I'm getting in trouble trying to do this. Firstly, a c++ problem:
This is on memory.cpp (it got compiled):
template<class T>
bool peekValue(T * value, char * offset, pid_t pid)
{
// Get /proc/$pid/mem
char mem_file_name[255];
sprintf(mem_file_name, "/proc/%d/mem", pid);
// Opening /proc/$pid/mem
FILE * mem_fd = fopen(mem_file_name, "r");
// Tracing the app.
if (ptrace(PTRACE_ATTACH, pid, NULL, NULL) == -1)
return false;
// Force it to wait
if (waitpid(pid, NULL, 0) == -1)
{
ptrace(PTRACE_DETACH, pid, NULL, NULL);
return false;
}
// Move pointer to offset.
fseek(mem_fd, (long int)offset, SEEK_SET);
// Read from memory.
fread(value, 1, sizeof(T), mem_fd);
// End petrace.
ptrace(PTRACE_DETACH, pid, NULL, NULL);
return true;
}
and in main.cpp:
many includes after:
int main(int argc, char ** argv)
{
programinfo pnfo;
int m;
long int offset = 0;
...
cout << "Enter the PID of the program you want to hack" << endl;
cin >> pnfo.pid;
cout << "Enter the pointer to int you want to read" << endl;
cin >> offset;
pnfo.mem_blocks = getMemoryMemblocks(pnfo.pid);
peekValue<int>(&m, (char*)offset, pnfo.pid);
cout << m << endl;
return 0;
}
Got error (from linker):
/home/***/proyectos/xeat_engine/main.cpp|22|undefined reference to `bool peekValue<int>(int*, char*, int)'|
So I changed it to:
/*template<class T>*/
bool peekValue(int * value, char * offset, pid_t pid)
{
// Get /proc/$pid/mem
char mem_file_name[255];
sprintf(mem_file_name, "/proc/%d/mem", pid);
// Opening /proc/$pid/mem
FILE * mem_fd = fopen(mem_file_name, "r");
// Tracing the app. This fails:
if (ptrace(PTRACE_ATTACH, pid, NULL, NULL) == -1)
return false;
// Force it to wait
if (waitpid(pid, NULL, 0) == -1)
{
ptrace(PTRACE_DETACH, pid, NULL, NULL);
return false;
}
// Move pointer to offset.
fseek(mem_fd, (long int)offset, SEEK_SET);
// Read from memory.
fread(value, 1, sizeof(int), mem_fd);
// End petrace.
ptrace(PTRACE_DETACH, pid, NULL, NULL);
return true;
}
And:
many includes after:
int main(int argc, char ** argv)
{
programinfo pnfo;
int m;
long int offset = 0;
...
cout << "Enter the PID of the program you want to hack" << endl;
cin >> pnfo.pid;
cout << "Enter the pointer to int you want to read" << endl;
cin >> offset;
pnfo.mem_blocks = getMemoryMemblocks(pnfo.pid);
peekValue/*<int>*/(&m, (char*)offset, pnfo.pid);
cout << m << endl;
return 0;
}
It "works". Any idea about this?
The second question is that it "works". It means the function got executed but it doesn't do its job. It fails on ptrace attachment. I'm trying to ptrace pid 6000, which is the pid of neverball (a videogame of a ball), but it returns -1.
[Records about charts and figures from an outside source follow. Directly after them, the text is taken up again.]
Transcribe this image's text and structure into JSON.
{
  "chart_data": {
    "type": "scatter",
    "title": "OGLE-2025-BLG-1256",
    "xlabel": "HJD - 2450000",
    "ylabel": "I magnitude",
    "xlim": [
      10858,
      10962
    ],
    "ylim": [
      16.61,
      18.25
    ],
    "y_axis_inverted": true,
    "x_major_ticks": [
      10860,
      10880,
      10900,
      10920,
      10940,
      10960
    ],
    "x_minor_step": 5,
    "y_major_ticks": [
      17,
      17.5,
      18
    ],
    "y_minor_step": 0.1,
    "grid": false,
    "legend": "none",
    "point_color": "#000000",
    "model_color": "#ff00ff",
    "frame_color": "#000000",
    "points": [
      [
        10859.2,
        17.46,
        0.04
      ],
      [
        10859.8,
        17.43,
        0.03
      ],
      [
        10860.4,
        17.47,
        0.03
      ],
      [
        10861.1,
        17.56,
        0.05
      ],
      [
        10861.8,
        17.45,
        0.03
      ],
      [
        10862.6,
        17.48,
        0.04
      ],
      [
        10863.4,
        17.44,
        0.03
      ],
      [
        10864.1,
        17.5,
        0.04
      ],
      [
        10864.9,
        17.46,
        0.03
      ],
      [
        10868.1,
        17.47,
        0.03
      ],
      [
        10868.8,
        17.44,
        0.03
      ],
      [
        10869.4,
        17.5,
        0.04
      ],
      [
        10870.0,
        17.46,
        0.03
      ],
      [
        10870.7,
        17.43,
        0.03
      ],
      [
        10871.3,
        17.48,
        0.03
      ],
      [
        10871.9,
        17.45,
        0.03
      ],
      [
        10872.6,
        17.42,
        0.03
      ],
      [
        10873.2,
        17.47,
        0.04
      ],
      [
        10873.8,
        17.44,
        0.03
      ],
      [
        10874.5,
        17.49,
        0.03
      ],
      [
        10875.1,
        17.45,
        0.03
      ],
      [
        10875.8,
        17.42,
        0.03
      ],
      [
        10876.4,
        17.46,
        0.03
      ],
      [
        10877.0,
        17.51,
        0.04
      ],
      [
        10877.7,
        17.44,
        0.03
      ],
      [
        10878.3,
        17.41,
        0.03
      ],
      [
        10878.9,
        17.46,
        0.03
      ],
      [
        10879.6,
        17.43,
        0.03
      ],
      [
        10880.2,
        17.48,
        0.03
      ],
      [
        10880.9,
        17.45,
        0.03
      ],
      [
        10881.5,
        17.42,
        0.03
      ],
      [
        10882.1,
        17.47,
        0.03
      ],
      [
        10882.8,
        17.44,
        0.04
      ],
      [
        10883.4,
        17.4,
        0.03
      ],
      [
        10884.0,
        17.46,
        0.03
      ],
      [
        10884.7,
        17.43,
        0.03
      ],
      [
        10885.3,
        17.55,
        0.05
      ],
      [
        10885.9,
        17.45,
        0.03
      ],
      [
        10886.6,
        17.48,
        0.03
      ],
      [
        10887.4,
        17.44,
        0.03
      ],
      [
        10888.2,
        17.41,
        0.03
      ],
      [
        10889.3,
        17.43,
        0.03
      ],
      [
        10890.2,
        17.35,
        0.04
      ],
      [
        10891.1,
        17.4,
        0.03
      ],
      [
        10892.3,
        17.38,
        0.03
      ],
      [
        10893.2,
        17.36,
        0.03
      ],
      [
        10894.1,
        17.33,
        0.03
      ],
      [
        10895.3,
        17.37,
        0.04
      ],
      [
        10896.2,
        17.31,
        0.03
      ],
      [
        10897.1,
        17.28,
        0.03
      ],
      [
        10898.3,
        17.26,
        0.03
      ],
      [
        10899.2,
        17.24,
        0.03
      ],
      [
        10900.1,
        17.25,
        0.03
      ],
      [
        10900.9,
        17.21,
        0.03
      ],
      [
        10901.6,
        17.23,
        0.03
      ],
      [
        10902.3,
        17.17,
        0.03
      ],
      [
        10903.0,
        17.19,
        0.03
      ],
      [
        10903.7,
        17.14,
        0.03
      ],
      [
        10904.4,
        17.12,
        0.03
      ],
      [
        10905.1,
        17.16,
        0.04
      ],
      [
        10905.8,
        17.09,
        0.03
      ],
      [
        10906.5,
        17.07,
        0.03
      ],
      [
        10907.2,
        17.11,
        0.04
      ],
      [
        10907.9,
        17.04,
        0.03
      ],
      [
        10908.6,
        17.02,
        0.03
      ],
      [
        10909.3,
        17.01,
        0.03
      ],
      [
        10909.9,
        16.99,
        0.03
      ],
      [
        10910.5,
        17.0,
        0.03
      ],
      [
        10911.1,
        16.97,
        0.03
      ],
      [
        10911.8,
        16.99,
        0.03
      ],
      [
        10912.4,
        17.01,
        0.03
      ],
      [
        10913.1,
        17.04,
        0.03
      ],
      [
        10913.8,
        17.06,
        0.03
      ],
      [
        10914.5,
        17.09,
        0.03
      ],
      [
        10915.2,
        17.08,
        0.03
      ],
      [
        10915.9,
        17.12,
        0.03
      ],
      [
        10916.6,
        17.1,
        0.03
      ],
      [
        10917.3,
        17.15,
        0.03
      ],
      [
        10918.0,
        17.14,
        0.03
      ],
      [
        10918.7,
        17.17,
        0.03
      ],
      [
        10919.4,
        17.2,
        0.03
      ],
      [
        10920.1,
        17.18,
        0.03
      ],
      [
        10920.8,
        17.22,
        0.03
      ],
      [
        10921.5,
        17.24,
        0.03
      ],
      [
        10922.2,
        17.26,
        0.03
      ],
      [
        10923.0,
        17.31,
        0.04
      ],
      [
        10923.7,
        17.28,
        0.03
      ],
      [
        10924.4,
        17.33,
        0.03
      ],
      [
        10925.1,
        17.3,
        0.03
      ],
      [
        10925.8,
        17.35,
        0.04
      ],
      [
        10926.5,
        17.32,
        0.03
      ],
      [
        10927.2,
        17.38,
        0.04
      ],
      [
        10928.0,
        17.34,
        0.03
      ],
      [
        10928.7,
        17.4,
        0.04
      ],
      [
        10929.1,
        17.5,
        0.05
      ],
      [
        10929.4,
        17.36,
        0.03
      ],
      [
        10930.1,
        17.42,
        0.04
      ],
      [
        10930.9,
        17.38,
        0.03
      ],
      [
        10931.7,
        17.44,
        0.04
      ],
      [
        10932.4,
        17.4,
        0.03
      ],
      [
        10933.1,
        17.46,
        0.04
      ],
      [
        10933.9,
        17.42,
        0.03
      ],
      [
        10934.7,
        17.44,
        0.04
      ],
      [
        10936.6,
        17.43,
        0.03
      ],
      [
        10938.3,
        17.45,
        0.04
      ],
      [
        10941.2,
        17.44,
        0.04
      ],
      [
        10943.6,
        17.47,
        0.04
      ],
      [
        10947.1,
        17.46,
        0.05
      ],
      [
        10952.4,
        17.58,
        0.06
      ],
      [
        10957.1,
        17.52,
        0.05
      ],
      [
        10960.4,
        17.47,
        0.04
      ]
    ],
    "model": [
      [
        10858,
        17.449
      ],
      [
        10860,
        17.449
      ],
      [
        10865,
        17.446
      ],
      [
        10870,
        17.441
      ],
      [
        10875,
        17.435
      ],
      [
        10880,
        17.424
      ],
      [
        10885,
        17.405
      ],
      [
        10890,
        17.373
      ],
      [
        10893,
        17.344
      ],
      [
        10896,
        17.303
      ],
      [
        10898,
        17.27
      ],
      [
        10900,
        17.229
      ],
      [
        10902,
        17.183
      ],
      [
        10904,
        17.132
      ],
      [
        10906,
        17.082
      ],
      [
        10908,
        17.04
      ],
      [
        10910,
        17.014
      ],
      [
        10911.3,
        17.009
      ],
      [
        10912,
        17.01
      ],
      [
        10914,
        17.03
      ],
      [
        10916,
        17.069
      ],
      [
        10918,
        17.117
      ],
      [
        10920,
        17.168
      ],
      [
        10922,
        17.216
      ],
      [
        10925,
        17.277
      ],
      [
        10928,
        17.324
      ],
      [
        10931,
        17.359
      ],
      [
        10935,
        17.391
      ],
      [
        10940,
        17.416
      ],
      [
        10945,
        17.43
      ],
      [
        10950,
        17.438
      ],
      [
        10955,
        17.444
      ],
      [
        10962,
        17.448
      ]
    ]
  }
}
What are the conditions to do a ptrace? Any idea?
Thank you for read.
---------- Post updated at 04:55 PM ---------- Previous update was at 11:09 AM ----------
I've solved the above problem (super user privileges).
Now I'm wonder a thing. Is to write in /proc/pid/mem possible?